DALLAS -- SD-WAN Strategies for Success -- In order to meet enterprise customer needs for SD-WAN, operators not only need the right technical solution, but must also identify the right business cases, operational tools and partnerships for SD-WAN services, said Sunil Khandekar, founder and CEO of Nuage Networks , the Nokia Networks SDN unit, yesterday.
Before examining goals for the future state of SD-WAN, Khandekar explained that SDN is one of the foundational technologies that can help enterprises meet their goal of leveraging IT for a competitive advantage, reducing operational costs and creating new revenue streams. Two predominant use cases for SDN are for transforming the data center and transforming the wide area network, said Khandekar.
"Cloud happened and the need for speed created an opportunity, which is where we came in, we saw the opportunity … to automate not just the data center or not just the WAN because ultimately we believe the meta problem to solve is to connect users everywhere to applications anywhere -- whether it's in private or public cloud -- and for that you need to automate the entire value chain," he said. "You can't just focus on the wide area or you can't just focus on the data center."
Moving forward, enterprises need an SD-WAN platform that accounts for new, future use cases; is fully automated and simple -- but not simplistic; and that works in multiple geographies and in both the private and public data center. The right SD-WAN platform also features VNF support; built-in security services and micro-segmentation; achieves multi-tenancy; is scalable and resilient; and provides flexible service chaining -- whether that's in the branch or the data center, he said.
The right technical solution isn't enough -- Khandekar emphasized the need for operational tools that provide service assurance, fault monitoring and reporting in an SD-WAN platform.
"When the ops teams get their hands on this shiny new thing, their first question is 'How do I manage, operate and deploy and understand when there's a fault? How do I zoom in on the fault?'," said Khandekar. "Right from day one, we have focused on not only building the new technology, but offering the service assurance and troubleshooting tools, and offering the service topology -- not just the physical topology -- but abstracted service topology, for each service, to be able to fault correlate if there's a break in the underlay."

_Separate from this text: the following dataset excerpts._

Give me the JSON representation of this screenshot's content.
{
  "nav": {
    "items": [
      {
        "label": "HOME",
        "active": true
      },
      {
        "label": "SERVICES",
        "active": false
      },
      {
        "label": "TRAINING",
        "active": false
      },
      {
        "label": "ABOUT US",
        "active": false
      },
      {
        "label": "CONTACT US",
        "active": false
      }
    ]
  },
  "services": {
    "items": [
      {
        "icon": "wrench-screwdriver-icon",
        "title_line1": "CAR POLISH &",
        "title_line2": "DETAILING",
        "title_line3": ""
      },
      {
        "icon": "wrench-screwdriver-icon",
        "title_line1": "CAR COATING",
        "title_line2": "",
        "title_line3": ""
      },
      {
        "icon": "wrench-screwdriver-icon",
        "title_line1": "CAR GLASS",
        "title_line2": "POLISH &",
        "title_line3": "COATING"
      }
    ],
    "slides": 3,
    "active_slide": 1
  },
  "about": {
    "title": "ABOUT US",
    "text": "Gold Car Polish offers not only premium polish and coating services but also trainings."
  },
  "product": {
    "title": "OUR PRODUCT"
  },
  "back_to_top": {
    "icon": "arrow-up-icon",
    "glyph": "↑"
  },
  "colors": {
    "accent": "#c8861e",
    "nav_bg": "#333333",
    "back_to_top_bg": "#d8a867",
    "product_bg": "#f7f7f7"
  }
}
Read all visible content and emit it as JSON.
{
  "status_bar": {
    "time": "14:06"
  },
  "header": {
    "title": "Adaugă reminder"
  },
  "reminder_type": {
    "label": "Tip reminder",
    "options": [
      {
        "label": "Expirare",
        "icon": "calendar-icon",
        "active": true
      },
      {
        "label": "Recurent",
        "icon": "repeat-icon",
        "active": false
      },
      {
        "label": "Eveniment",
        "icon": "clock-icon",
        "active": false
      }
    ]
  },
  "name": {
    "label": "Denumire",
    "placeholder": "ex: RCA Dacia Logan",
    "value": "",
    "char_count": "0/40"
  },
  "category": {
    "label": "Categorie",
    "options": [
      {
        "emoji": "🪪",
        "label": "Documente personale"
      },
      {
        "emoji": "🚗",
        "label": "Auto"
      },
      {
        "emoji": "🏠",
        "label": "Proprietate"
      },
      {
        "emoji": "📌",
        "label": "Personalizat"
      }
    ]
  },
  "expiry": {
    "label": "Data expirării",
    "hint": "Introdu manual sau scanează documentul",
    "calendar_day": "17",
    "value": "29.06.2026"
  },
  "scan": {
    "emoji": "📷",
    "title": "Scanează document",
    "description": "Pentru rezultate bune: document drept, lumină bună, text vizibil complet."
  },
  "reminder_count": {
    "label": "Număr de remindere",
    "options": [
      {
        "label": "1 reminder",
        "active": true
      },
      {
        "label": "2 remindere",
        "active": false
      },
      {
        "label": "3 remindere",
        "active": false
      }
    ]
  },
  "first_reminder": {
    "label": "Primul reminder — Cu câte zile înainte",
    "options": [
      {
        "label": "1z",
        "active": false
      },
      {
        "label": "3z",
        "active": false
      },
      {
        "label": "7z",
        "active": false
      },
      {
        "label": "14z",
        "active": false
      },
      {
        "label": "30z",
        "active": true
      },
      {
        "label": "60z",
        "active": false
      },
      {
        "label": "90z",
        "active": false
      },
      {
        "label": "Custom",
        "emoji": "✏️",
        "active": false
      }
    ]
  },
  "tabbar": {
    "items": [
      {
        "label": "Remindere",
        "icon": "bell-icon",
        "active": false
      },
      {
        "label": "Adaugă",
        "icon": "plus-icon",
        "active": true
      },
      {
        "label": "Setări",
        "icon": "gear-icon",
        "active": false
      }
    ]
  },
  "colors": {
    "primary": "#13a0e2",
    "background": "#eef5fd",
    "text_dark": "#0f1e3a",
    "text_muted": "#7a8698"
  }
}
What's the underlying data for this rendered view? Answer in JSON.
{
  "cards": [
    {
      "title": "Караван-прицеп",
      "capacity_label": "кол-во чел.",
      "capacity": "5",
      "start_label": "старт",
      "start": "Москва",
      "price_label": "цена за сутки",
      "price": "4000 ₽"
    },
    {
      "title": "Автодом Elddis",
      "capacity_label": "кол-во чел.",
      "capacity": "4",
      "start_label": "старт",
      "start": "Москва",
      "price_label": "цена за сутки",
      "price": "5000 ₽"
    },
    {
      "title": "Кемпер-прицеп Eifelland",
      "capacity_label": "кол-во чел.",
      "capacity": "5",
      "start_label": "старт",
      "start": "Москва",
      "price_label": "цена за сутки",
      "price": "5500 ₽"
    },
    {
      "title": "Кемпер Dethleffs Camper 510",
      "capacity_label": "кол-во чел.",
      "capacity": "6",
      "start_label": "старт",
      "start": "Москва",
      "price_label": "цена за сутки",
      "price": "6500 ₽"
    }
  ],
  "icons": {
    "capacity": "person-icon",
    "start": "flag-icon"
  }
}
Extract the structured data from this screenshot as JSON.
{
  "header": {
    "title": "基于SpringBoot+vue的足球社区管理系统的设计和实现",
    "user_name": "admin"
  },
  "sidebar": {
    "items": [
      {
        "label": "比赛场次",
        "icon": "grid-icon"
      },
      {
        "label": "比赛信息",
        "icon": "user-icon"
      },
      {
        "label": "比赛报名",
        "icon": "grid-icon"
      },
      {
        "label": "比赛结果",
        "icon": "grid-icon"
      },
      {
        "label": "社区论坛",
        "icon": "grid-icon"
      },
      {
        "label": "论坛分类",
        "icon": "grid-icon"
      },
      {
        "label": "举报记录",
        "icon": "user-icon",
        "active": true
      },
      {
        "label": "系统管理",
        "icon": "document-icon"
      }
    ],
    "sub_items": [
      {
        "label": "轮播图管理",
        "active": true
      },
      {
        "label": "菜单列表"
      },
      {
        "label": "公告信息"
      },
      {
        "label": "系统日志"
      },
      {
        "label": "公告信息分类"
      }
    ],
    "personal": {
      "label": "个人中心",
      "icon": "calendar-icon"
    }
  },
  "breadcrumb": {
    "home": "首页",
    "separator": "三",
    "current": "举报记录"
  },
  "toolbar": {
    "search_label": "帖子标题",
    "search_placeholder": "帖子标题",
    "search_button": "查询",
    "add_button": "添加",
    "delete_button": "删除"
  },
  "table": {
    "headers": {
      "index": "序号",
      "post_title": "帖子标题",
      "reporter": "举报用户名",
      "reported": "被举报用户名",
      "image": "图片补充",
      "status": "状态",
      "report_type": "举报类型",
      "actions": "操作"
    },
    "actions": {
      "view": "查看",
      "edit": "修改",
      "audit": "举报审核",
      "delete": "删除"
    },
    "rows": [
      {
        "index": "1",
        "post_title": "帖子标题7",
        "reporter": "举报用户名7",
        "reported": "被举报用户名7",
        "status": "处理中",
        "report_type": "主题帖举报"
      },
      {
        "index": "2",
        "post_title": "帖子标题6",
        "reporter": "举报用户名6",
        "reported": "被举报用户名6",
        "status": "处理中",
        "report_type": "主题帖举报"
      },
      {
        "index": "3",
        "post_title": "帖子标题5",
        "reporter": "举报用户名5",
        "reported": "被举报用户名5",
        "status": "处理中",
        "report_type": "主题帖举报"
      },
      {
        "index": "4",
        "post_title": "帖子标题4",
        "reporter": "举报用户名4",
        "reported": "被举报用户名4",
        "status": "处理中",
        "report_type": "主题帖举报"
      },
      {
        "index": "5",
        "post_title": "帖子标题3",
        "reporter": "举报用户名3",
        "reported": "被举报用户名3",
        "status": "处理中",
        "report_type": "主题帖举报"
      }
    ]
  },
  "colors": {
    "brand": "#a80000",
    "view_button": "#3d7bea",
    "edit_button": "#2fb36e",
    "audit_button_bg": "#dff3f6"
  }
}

Khandekar also echoed a common theme throughout the event that SD-WAN isn't replacing MPLS. He referenced a recent survey of 350 IT professionals conducted by Cato Networks which revealed that 62% of those implementing SD-WANs report MPLS investment will increase or remain unchanged. The industry's focus should be on melding MPLS and SD-WAN together seamlessly -- connecting the old and the new for business continuity. (See Survey Says: SD-WAN No Panacea.)
"Having an SD-WAN solution that does both -- that has thought through how to support the brownfield and has thought through the business continuity, not only for the service providers but most importantly for their customers the enterprises, is critically important," he said.